The advantages of a public option are also pretty significant:
- Negotiating power for healthcare costs and prescription drug costs increases, and increases more as even more and more people enroll;
- Overhead costs start to decrease (albeit not as quickly or dramatically as a single payer option, given that private health insurance still exists);
- All Americans have an affordable option to buy in for insurance, with advantages in overall public health;
- Unlike single payer, it provides a choice for consumers, and so private insurance companies are now incentivized to compete with the public plan, potentially lower costs and increasing innovation and other perks;
- Because individuals buy into it (ostensibly with premiums based on income), the full cost of the program doesn’t have to be “made up for” in taxes or other revenue streams.
There are disadvantages, though – particularly over a single payer system:
- Success of a public option depends a great deal on individuals choosing to adopt the plan. More importantly, it depends on healthy, young people to be included in that group of people who buy into the plan.
- There is less negotiating power and not as great of a decrease in overhead costs as a single payer system, as private insurance still exists.
- There are still program costs to be covered by the federal government, as more individuals would be covered by insurance that is fully or partially subsidized.
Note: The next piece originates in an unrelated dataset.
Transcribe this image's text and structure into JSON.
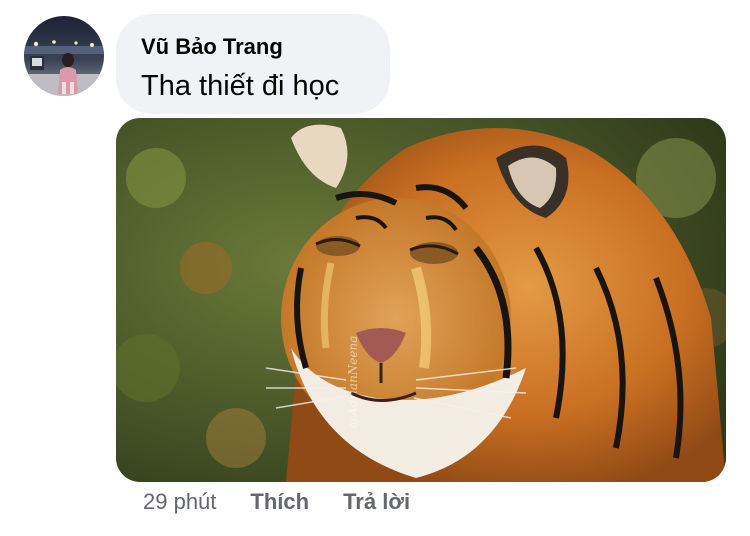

For many, including Buttigieg, the assumption is that a public option approach will eventually lead to Medicare for All. If the government provided program (“Medicare”) is a great option with lower costs and better coverage, then lots of Americans will want to use it. As more people move over to it, private insurance companies either find a way to compete and offer better plans, or they simply start to fade away.
Where do I land?
I am for a public option, rather than a straight transition to Medicare for All. Even though I know all of the benefits of single payer, I’m naturally risk-averse; the public option approach is still a huge step forward in terms of the accessibility of healthcare coverage for all Americans, without requiring an enormous change quickly. (For the same reason, I think it is also politically the better option, as it allows more people to get on board with change in phases.)
As always, if I said something incorrect or incomplete, please feel free to correct me in the comments. If I was wrong, I’ll definitely update the post to ensure accuracy.
Also, I do think there will be a third part in this series to address myths, because there are a lot of them out there related to the healthcare debate.
* I really dislike the arguments between candidates and their supporters about which candidate came up with an idea “first”. However, I do feel the need to give credit to Sanders here, as this really has been one of his hallmark issues for decades.